Getting started with Neuron FAQs

How can I get started?

You can start your workflow by training your model in one of the popular ML frameworks using EC2 GPU instances, or alternatively download a pre-trained model. Once the model is trained to your required accuracy, you can use the ML frameworks’ API to invoke Neuron, to re-target(i.e. compile) the model for execution on Inferentia. The compilation is done once and its artifacts can then be deployed at scale.

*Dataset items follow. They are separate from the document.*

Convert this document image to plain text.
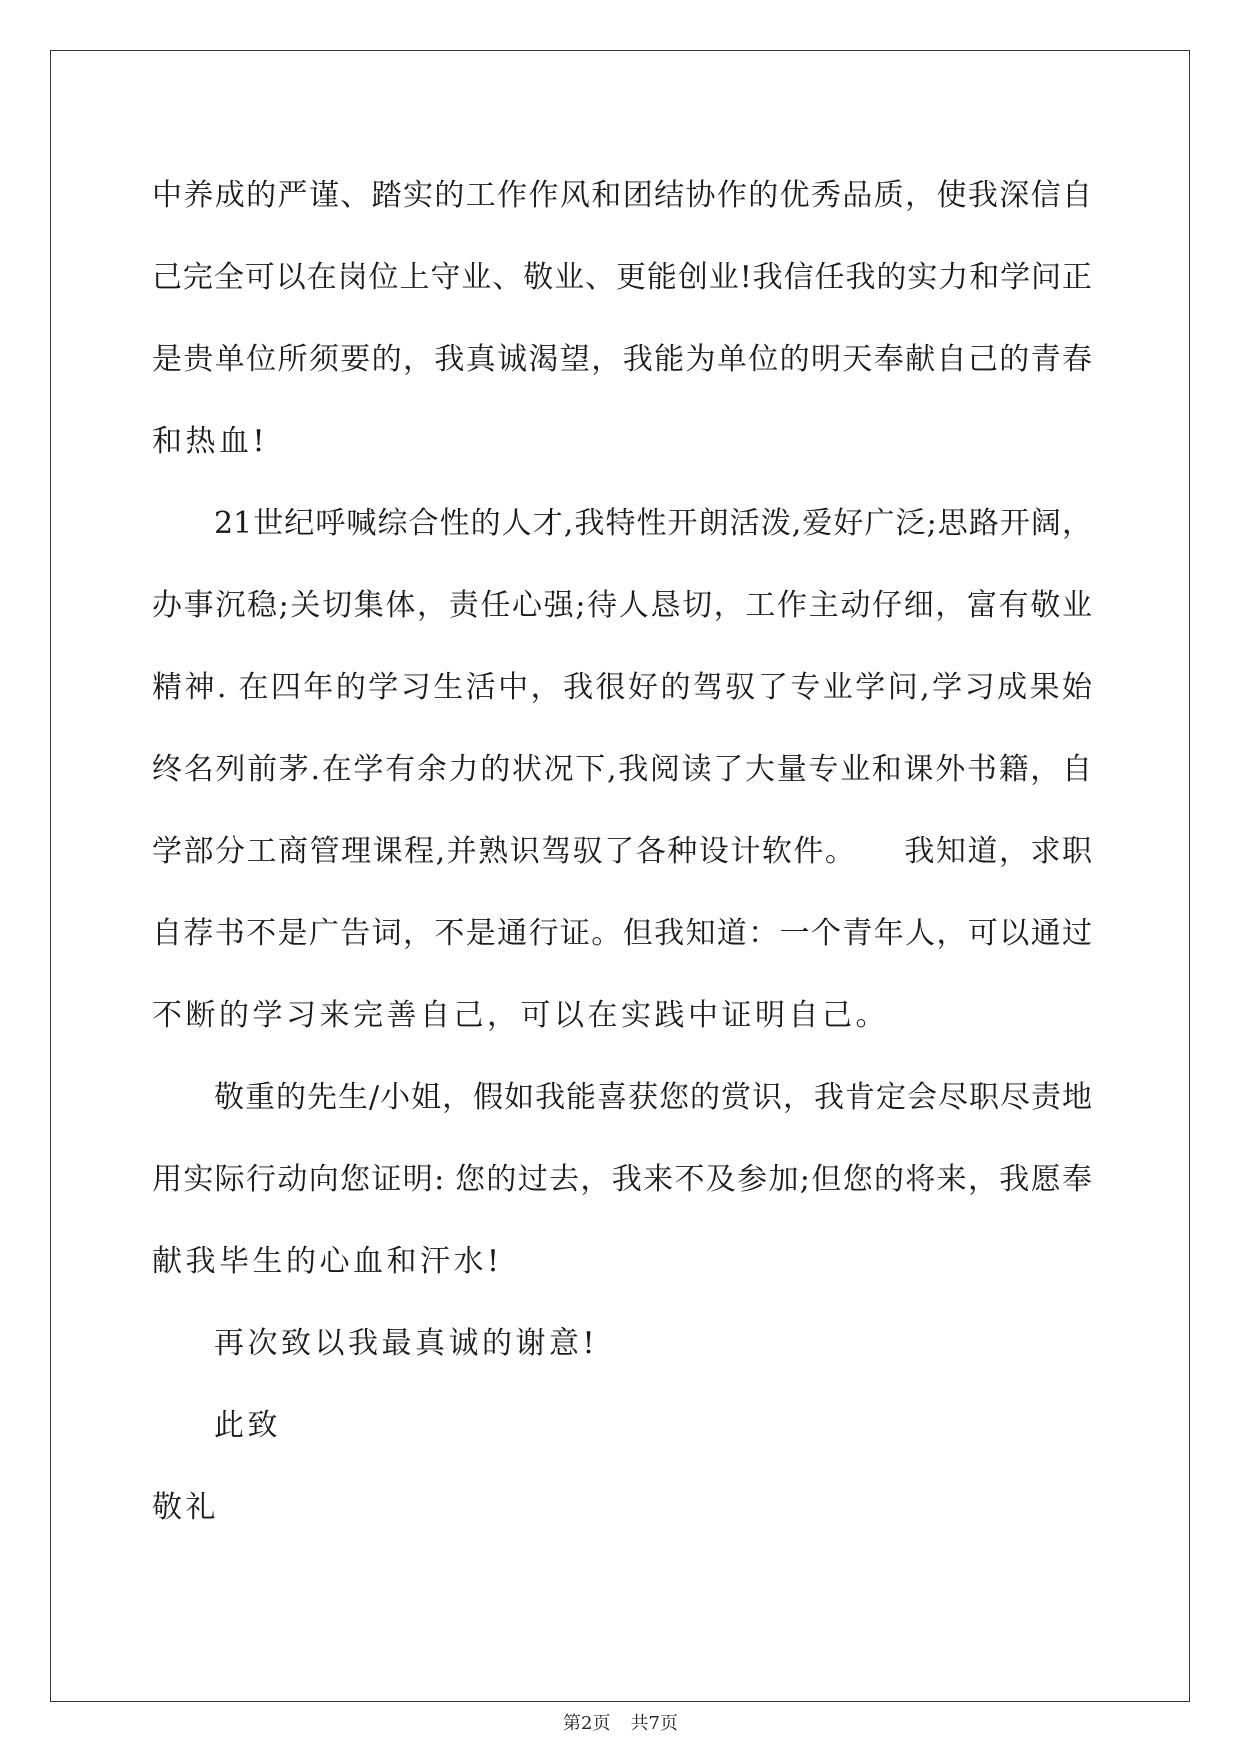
中养成的严谨、踏实的工作作风和团结协作的优秀品质，使我深信自
己完全可以在岗位上守业、敬业、更能创业!我信任我的实力和学问正
是贵单位所须要的，我真诚渴望，我能为单位的明天奉献自己的青春
和热血!
21世纪呼喊综合性的人才,我特性开朗活泼,爱好广泛;思路开阔，
办事沉稳;关切集体，责任心强;待人恳切，工作主动仔细，富有敬业
精神. 在四年的学习生活中，我很好的驾驭了专业学问,学习成果始
终名列前茅.在学有余力的状况下,我阅读了大量专业和课外书籍，自
学部分工商管理课程,并熟识驾驭了各种设计软件。　　我知道，求职
自荐书不是广告词，不是通行证。但我知道：一个青年人，可以通过
不断的学习来完善自己，可以在实践中证明自己。
敬重的先生/小姐，假如我能喜获您的赏识，我肯定会尽职尽责地
用实际行动向您证明: 您的过去，我来不及参加;但您的将来，我愿奉
献我毕生的心血和汗水!
再次致以我最真诚的谢意!
此致
敬礼
第2页 共7页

Once compiled, the binary can be loaded into one or more chips to start service inference calls.

In order to get started quickly, you can use AWS Deep Learning AMIs that come pre-installed with ML frameworks and the Neuron SDK. For a fully managed experience, you can use Amazon SageMaker to seamlessly deploy and accelerate your production models on ml.inf1 instances.

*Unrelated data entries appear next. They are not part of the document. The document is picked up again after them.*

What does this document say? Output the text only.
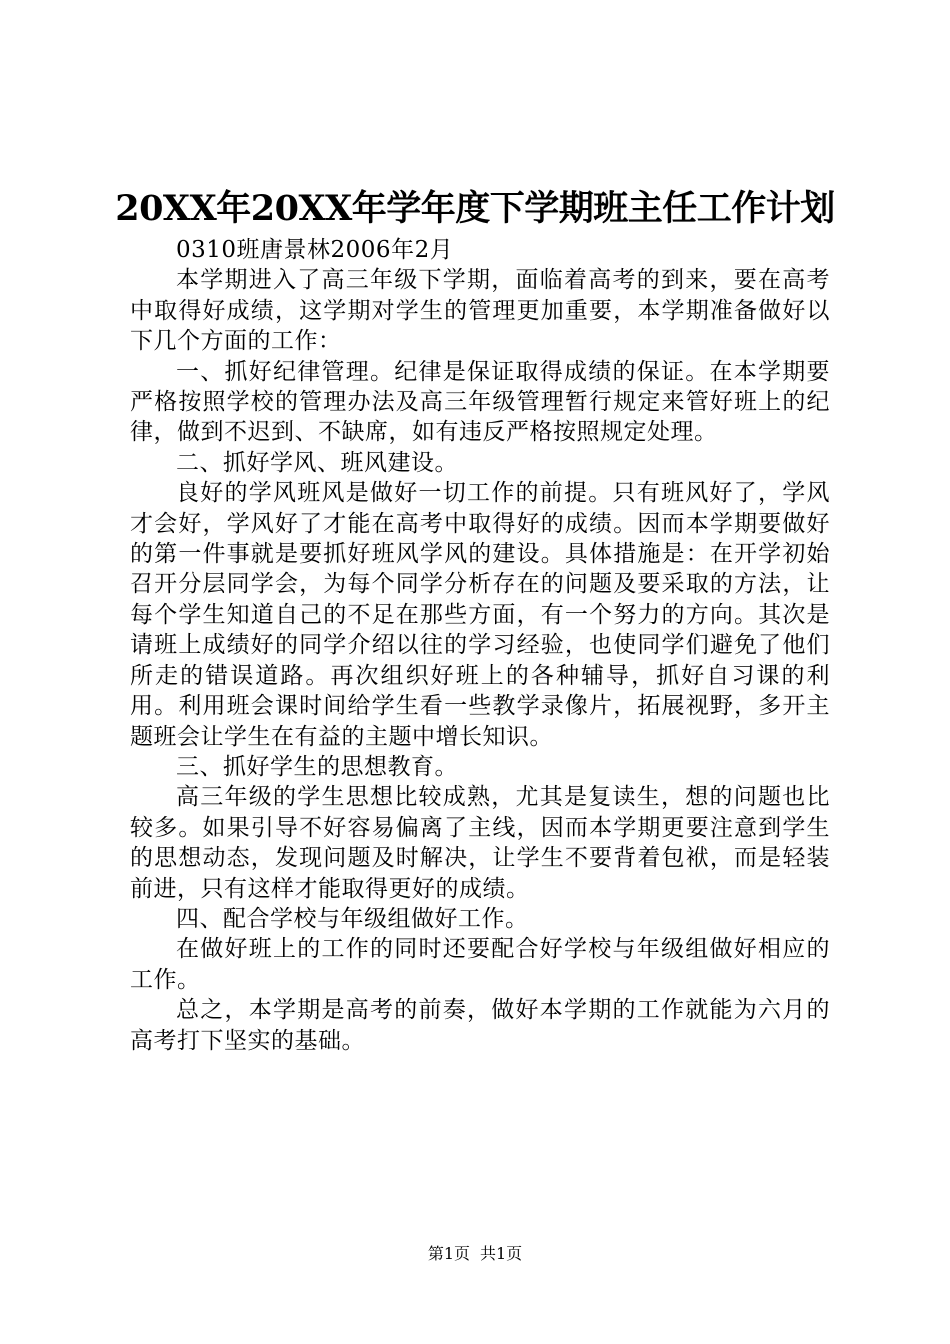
20XX年20XX年学年度下学期班主任工作计划

0310班唐景林2006年2月

本学期进入了高三年级下学期，面临着高考的到来，要在高考中取得好成绩，这学期对学生的管理更加重要，本学期准备做好以下几个方面的工作：

一、抓好纪律管理。纪律是保证取得成绩的保证。在本学期要严格按照学校的管理办法及高三年级管理暂行规定来管好班上的纪律，做到不迟到、不缺席，如有违反严格按照规定处理。

二、抓好学风、班风建设。

良好的学风班风是做好一切工作的前提。只有班风好了，学风才会好，学风好了才能在高考中取得好的成绩。因而本学期要做好的第一件事就是要抓好班风学风的建设。具体措施是：在开学初始召开分层同学会，为每个同学分析存在的问题及要采取的方法，让每个学生知道自己的不足在那些方面，有一个努力的方向。其次是请班上成绩好的同学介绍以往的学习经验，也使同学们避免了他们所走的错误道路。再次组织好班上的各种辅导，抓好自习课的利用。利用班会课时间给学生看一些教学录像片，拓展视野，多开主题班会让学生在有益的主题中增长知识。

三、抓好学生的思想教育。

高三年级的学生思想比较成熟，尤其是复读生，想的问题也比较多。如果引导不好容易偏离了主线，因而本学期更要注意到学生的思想动态，发现问题及时解决，让学生不要背着包袱，而是轻装前进，只有这样才能取得更好的成绩。

四、配合学校与年级组做好工作。

在做好班上的工作的同时还要配合好学校与年级组做好相应的工作。

总之，本学期是高考的前奏，做好本学期的工作就能为六月的高考打下坚实的基础。

第1页 共1页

For customers who use popular frameworks like TensorFlow, Apache MXNet (Incubating) and PyTorch, a guide to help you get started with frameworks is available at:

You can also visit QuickStart.

How do I select which Inf1 instance size to use?

The decision as to which Inf1 instance size to use is based upon the application and its performance/cost targets. To assist, the Neuron Plugin for TensorBoard will show actual results when executed on a given instance. A guide to this process is available here: Getting Started: Neuron Plugin for TensorBoard.

As a rule of thumb, we encourage you to start with inf1.xlarge and test your model. For example, many computer vision models require pre/post processing that consume CPU resources and such models will get higher throughput on the inf1.2xlarge that provides higher ratio of vCPU/Chip.

We encourages you try out all the Inf1 instance sizes with your specific models, until you find the best size for your application needs.